The N900 currently does not sell subsidized through any carriers in the US and as a result is only available through retailers, etailers, and directly from Nokia. The good thing about this phone is that the prices have gone down significantly since its original announcement and launch. Initially, the N900 sold for $650 but is now available for $450. Also, Nokia has improved their global availability of this device and by this point has made it available in most major markets across the world. When it comes to the actual value that this device provides, we would have to say that based on the price it sells for and the features it has, it would be over priced to sell at $450 considering the complete lack of manufacturer support on the application side of things. The fact that the phone has a built-in transmitter adds value as those can run in excess of 80 to 90 dollars each. So, overall, this device has quite a lot of innovative features packed into it that make it a good value for your money if the device performs as promised.Conclusion
As we said in the beginning, the N900 is not the everyday man’s device. Through using this phone, we’ve realized that there is no way that this phone would ever gain mainstream adoption. The problems that keep that from happening are mostly to do with the lack of publicly available and Nokia approved applications as well as the amount of bugs that still exist within the device. The N900 has a lot of great innovative features for its time and to this point still has a lot of things over the majority of its competitors. Nokia’s decision to almost leave this device dead in the water has undoubtedly hurt the device’s success but even so, there are still tens of millions of downloads from the community supported applications repositories on maemo.org. As with many devices with a lot of potential, without the community… the device is bunk. This sort of reminds me of Windows Mobile back when I ran it a year or so ago, except Maemo5 isn’t nearly as broken as Windows Mobile was… it just lacked the similar support from Microsoft in regards to applications and such.

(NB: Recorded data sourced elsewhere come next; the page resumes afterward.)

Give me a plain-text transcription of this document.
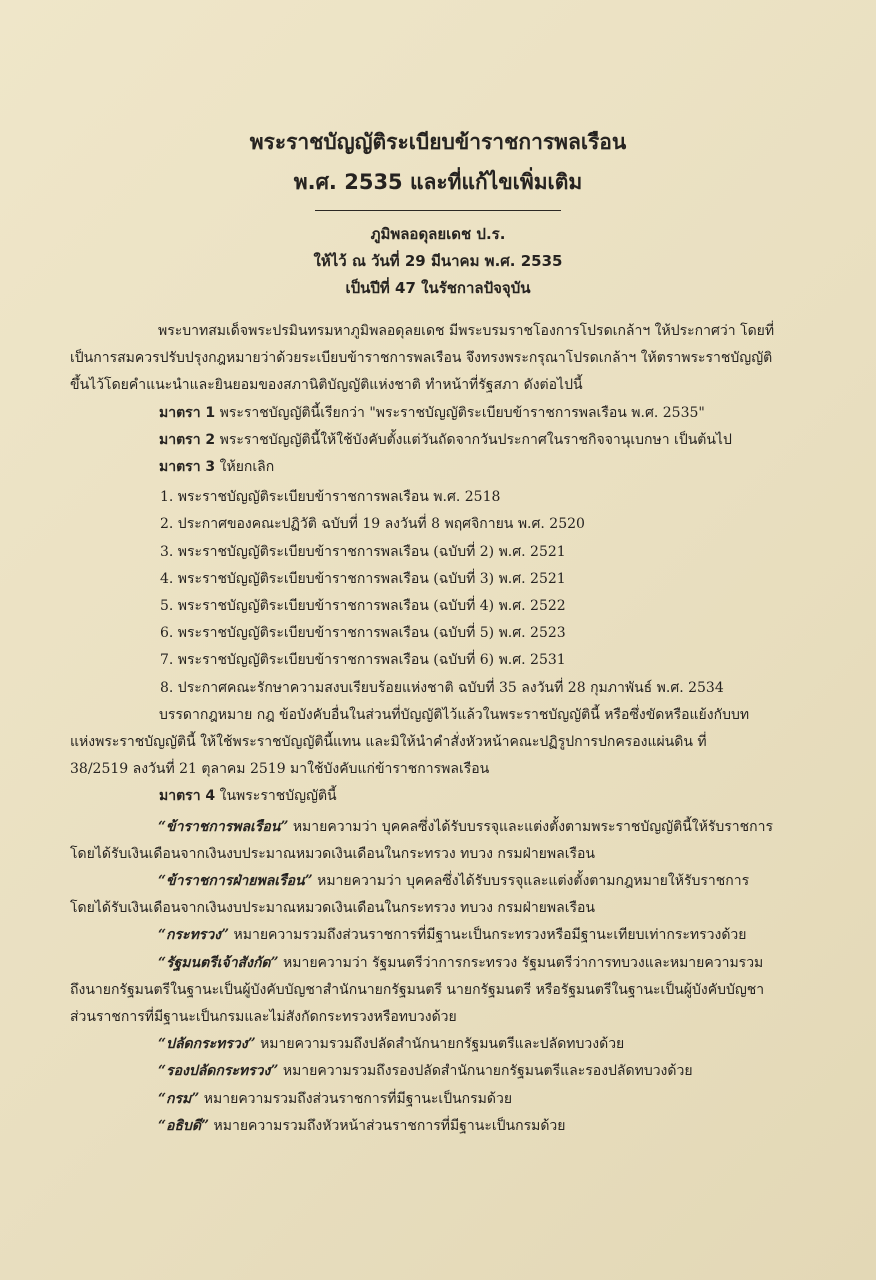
พระราชบัญญัติระเบียบข้าราชการพลเรือน
พ.ศ. 2535 และที่แก้ไขเพิ่มเติม
ภูมิพลอดุลยเดช ป.ร.
ให้ไว้ ณ วันที่ 29 มีนาคม พ.ศ. 2535
เป็นปีที่ 47 ในรัชกาลปัจจุบัน
พระบาทสมเด็จพระปรมินทรมหาภูมิพลอดุลยเดช มีพระบรมราชโองการโปรดเกล้าฯ ให้ประกาศว่า โดยที่
เป็นการสมควรปรับปรุงกฎหมายว่าด้วยระเบียบข้าราชการพลเรือน จึงทรงพระกรุณาโปรดเกล้าฯ ให้ตราพระราชบัญญัติ
ขึ้นไว้โดยคำแนะนำและยินยอมของสภานิติบัญญัติแห่งชาติ ทำหน้าที่รัฐสภา ดังต่อไปนี้
มาตรา 1 พระราชบัญญัตินี้เรียกว่า "พระราชบัญญัติระเบียบข้าราชการพลเรือน พ.ศ. 2535"
มาตรา 2 พระราชบัญญัตินี้ให้ใช้บังคับตั้งแต่วันถัดจากวันประกาศในราชกิจจานุเบกษา เป็นต้นไป
มาตรา 3 ให้ยกเลิก
1. พระราชบัญญัติระเบียบข้าราชการพลเรือน พ.ศ. 2518
2. ประกาศของคณะปฏิวัติ ฉบับที่ 19 ลงวันที่ 8 พฤศจิกายน พ.ศ. 2520
3. พระราชบัญญัติระเบียบข้าราชการพลเรือน (ฉบับที่ 2) พ.ศ. 2521
4. พระราชบัญญัติระเบียบข้าราชการพลเรือน (ฉบับที่ 3) พ.ศ. 2521
5. พระราชบัญญัติระเบียบข้าราชการพลเรือน (ฉบับที่ 4) พ.ศ. 2522
6. พระราชบัญญัติระเบียบข้าราชการพลเรือน (ฉบับที่ 5) พ.ศ. 2523
7. พระราชบัญญัติระเบียบข้าราชการพลเรือน (ฉบับที่ 6) พ.ศ. 2531
8. ประกาศคณะรักษาความสงบเรียบร้อยแห่งชาติ ฉบับที่ 35 ลงวันที่ 28 กุมภาพันธ์ พ.ศ. 2534
บรรดากฎหมาย กฎ ข้อบังคับอื่นในส่วนที่บัญญัติไว้แล้วในพระราชบัญญัตินี้ หรือซึ่งขัดหรือแย้งกับบท
แห่งพระราชบัญญัตินี้ ให้ใช้พระราชบัญญัตินี้แทน และมิให้นำคำสั่งหัวหน้าคณะปฏิรูปการปกครองแผ่นดิน ที่
38/2519 ลงวันที่ 21 ตุลาคม 2519 มาใช้บังคับแก่ข้าราชการพลเรือน
มาตรา 4 ในพระราชบัญญัตินี้
“ข้าราชการพลเรือน” หมายความว่า บุคคลซึ่งได้รับบรรจุและแต่งตั้งตามพระราชบัญญัตินี้ให้รับราชการ
โดยได้รับเงินเดือนจากเงินงบประมาณหมวดเงินเดือนในกระทรวง ทบวง กรมฝ่ายพลเรือน
“ข้าราชการฝ่ายพลเรือน” หมายความว่า บุคคลซึ่งได้รับบรรจุและแต่งตั้งตามกฎหมายให้รับราชการ
โดยได้รับเงินเดือนจากเงินงบประมาณหมวดเงินเดือนในกระทรวง ทบวง กรมฝ่ายพลเรือน
“กระทรวง” หมายความรวมถึงส่วนราชการที่มีฐานะเป็นกระทรวงหรือมีฐานะเทียบเท่ากระทรวงด้วย
“รัฐมนตรีเจ้าสังกัด” หมายความว่า รัฐมนตรีว่าการกระทรวง รัฐมนตรีว่าการทบวงและหมายความรวม
ถึงนายกรัฐมนตรีในฐานะเป็นผู้บังคับบัญชาสำนักนายกรัฐมนตรี นายกรัฐมนตรี หรือรัฐมนตรีในฐานะเป็นผู้บังคับบัญชา
ส่วนราชการที่มีฐานะเป็นกรมและไม่สังกัดกระทรวงหรือทบวงด้วย
“ปลัดกระทรวง” หมายความรวมถึงปลัดสำนักนายกรัฐมนตรีและปลัดทบวงด้วย
“รองปลัดกระทรวง” หมายความรวมถึงรองปลัดสำนักนายกรัฐมนตรีและรองปลัดทบวงด้วย
“กรม” หมายความรวมถึงส่วนราชการที่มีฐานะเป็นกรมด้วย
“อธิบดี” หมายความรวมถึงหัวหน้าส่วนราชการที่มีฐานะเป็นกรมด้วย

The N900 is much like other open source projects out there, they have a lot of good intentions and give developers quite a bit of room to work with, but ultimately don’t gain much market acceptance. In the end, if you know how to program and want full access to your device without even having to really ‘crack’ it… the N900 is for you. But if you want a phone with no bugs that just works no questions asked; then the N900 is not for you. The sky is the limit with the N900 but it still has bumps along the way.
In regards to awards, we really wanted to give the Nokia N900 an innovation award but the device is still too buggy to be considered award worthy.